Reducing inequalities, ensuring financial viability

27/04/2017

Public healthcare systems have a dual obligation. Foremost, they must strive to improve the health of the people they serve. Second, they have a duty to taxpayers to use scarce resources efficiently and effectively in their primary pursuit.
The tension between those obligations suggests that public healthcare systems should be strategic in how they address and resolve health inequities. Budget limitations preclude public healthcare systems from doing everything that they might like to do, so they must prioritize their efforts. Here, I propose a five-step process for prioritizing efforts.

First, it is critical for a public healthcare system to understand the state of health, health care access, and healthcare use in its population. Small area variation analysis techniques, conducted over time, can help identify inequalities in those measures, determine whether there are persistent regional patterns in any observed inequities, and also determine what is possible. This last part is critical, because what can be demonstrated to be tangibly and practically feasible can motivate performance improvement in healthcare settings that demonstrate room for improvement. Further, those who deliver or organize care services in higher performance regions can share their best practices with those in lower performance regions; however, they must be identified first.

Second, public health system leaders need to understand the drivers of any observed health inequities and identify which of those drivers might be modifiable. It is possible that with similar levels of performance, drivers might differ in different regions. This would suggest that tailored and targeted approaches to interventions would be most effective: what might work in one region might not in another if the drivers of the same level of disparities are different.

Third, public health system leaders must determine the costs of the means through which changes can be effected. These costs should include anticipated startup and maintenance costs and use standard financial discounting methods to allow for comparison of costs in present value terms. Importantly, sensitivity analyses that include both optimistic and pessimistic estimates of costs should be conducted so that a range and probabilistic distribution of present value cost estimates can be generated.
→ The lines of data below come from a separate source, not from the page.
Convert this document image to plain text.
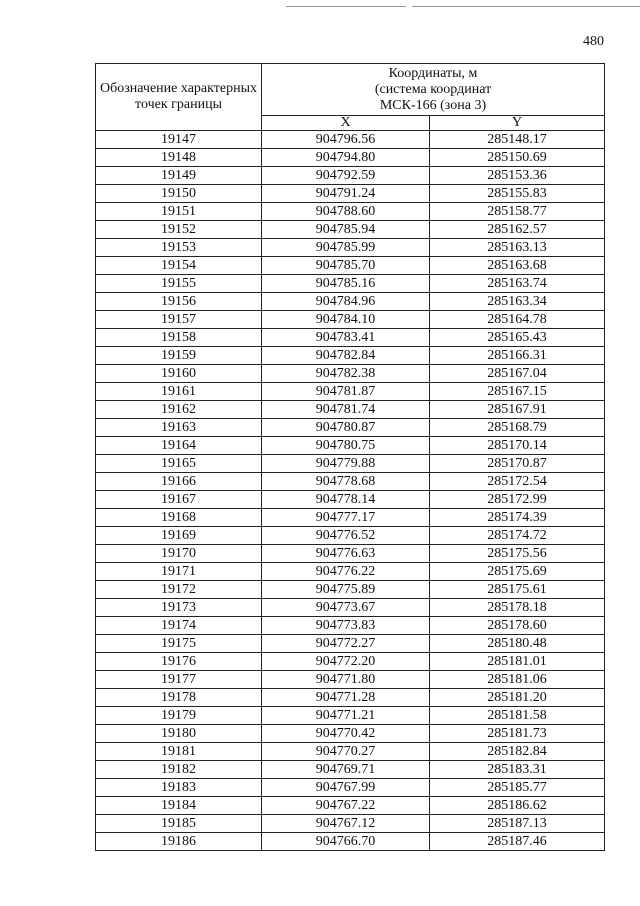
480
Обозначение характерных точек границы	Координаты, м
(система координат
МСК-166 (зона 3)	

	X	Y
19147	904796.56	285148.17
19148	904794.80	285150.69
19149	904792.59	285153.36
19150	904791.24	285155.83
19151	904788.60	285158.77
19152	904785.94	285162.57
19153	904785.99	285163.13
19154	904785.70	285163.68
19155	904785.16	285163.74
19156	904784.96	285163.34
19157	904784.10	285164.78
19158	904783.41	285165.43
19159	904782.84	285166.31
19160	904782.38	285167.04
19161	904781.87	285167.15
19162	904781.74	285167.91
19163	904780.87	285168.79
19164	904780.75	285170.14
19165	904779.88	285170.87
19166	904778.68	285172.54
19167	904778.14	285172.99
19168	904777.17	285174.39
19169	904776.52	285174.72
19170	904776.63	285175.56
19171	904776.22	285175.69
19172	904775.89	285175.61
19173	904773.67	285178.18
19174	904773.83	285178.60
19175	904772.27	285180.48
19176	904772.20	285181.01
19177	904771.80	285181.06
19178	904771.28	285181.20
19179	904771.21	285181.58
19180	904770.42	285181.73
19181	904770.27	285182.84
19182	904769.71	285183.31
19183	904767.99	285185.77
19184	904767.22	285186.62
19185	904767.12	285187.13
19186	904766.70	285187.46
Fourth, estimates of the impact of interventions on health measures and the disparities that the interventions were designed to ameliorate must be calculated. Here, too, sensitivity analyses that examine ranges of anticipated impacts – and the timing of those impacts – should be conducted. Importantly, externalities should be estimated in this step (and may modify results in the former step). For instance, if reduction in mortality rates in one region would stimulate economic activity in that region, the indirect impact of improved economic activity on further reducing mortality rates should be considered. And, should that process uncover the potential for additional tax revenues generated by the improved economic activity, the impact of those tax receipts should be incorporated into the former step, as well.

Finally, once these preliminary analyses have been completed, public health system leaders must prioritize the list of potential interventions. Given their obligation to taxpayers, they should prioritize efforts that maximize health outcomes (or generate the greatest reduction in health disparities) at the lowest possible cost. There is a strategic aspect to this step, as well. Anticipated timing of the interventions and their impacts on health and externalities can impact the order in which interventions should be implemented. For instance, an intervention that has less of a direct health impact might be prioritized before one that has a greater direct health impact if the former were anticipated to generate economic growth that could fund – and extend – the latter.

Critical to any analysis of health states and health disparities – including disparities in healthcare access – is an information system that collects relevant. Such a system need to routinely and consistently collect data so that data definitions are constant over time and are uniformly interpreted across geographic settings. Only by maintaining a data repository that preserves data over time can one assess whether progress in meeting the objectives of an intervention have been made.

But once such systems are in place, public health system leaders have the obligation to use those data to transparently identify health disparities that warrant intervention, anticipate and strategically prioritize the impact of interventions on those disparities, and implement chosen interventions in a systematized and cost-responsible manner. The proposed framework detailed above provides one method of doing so.

As the United States considers options to provide affordable and high quality healthcare to its population, it should consider pursuing the steps outlined above. Currently, the United States has fragmented systems of data collection that can provide some information on the health, health services utilization, and non-healthcare social services use of some segments of the population. Efforts to reform healthcare should establish data collection systems that facilitate the types of analyses and learning previously discussed. While there are some coalitions that collect and manage data from the entire population served – including, for instance, the High Value Healthcare Collaborative, the University Healthsystem Consortium, and the Medical Group Management Association – those systems are voluntary, not government funded, and are generally used for the purposes of understanding an organization’s competition rather than for improving the health of the population.

In this regard, the United States could learn from France, which already has comprehensive data collection systems that include health services utilization, social services utilization, and health metrics at the département level. If used in the manner described above – and France is beginning to do so with new studies of geographic variation in health services utilization – such systems can lead to equitable, efficient, and improving health and healthcare for the French population.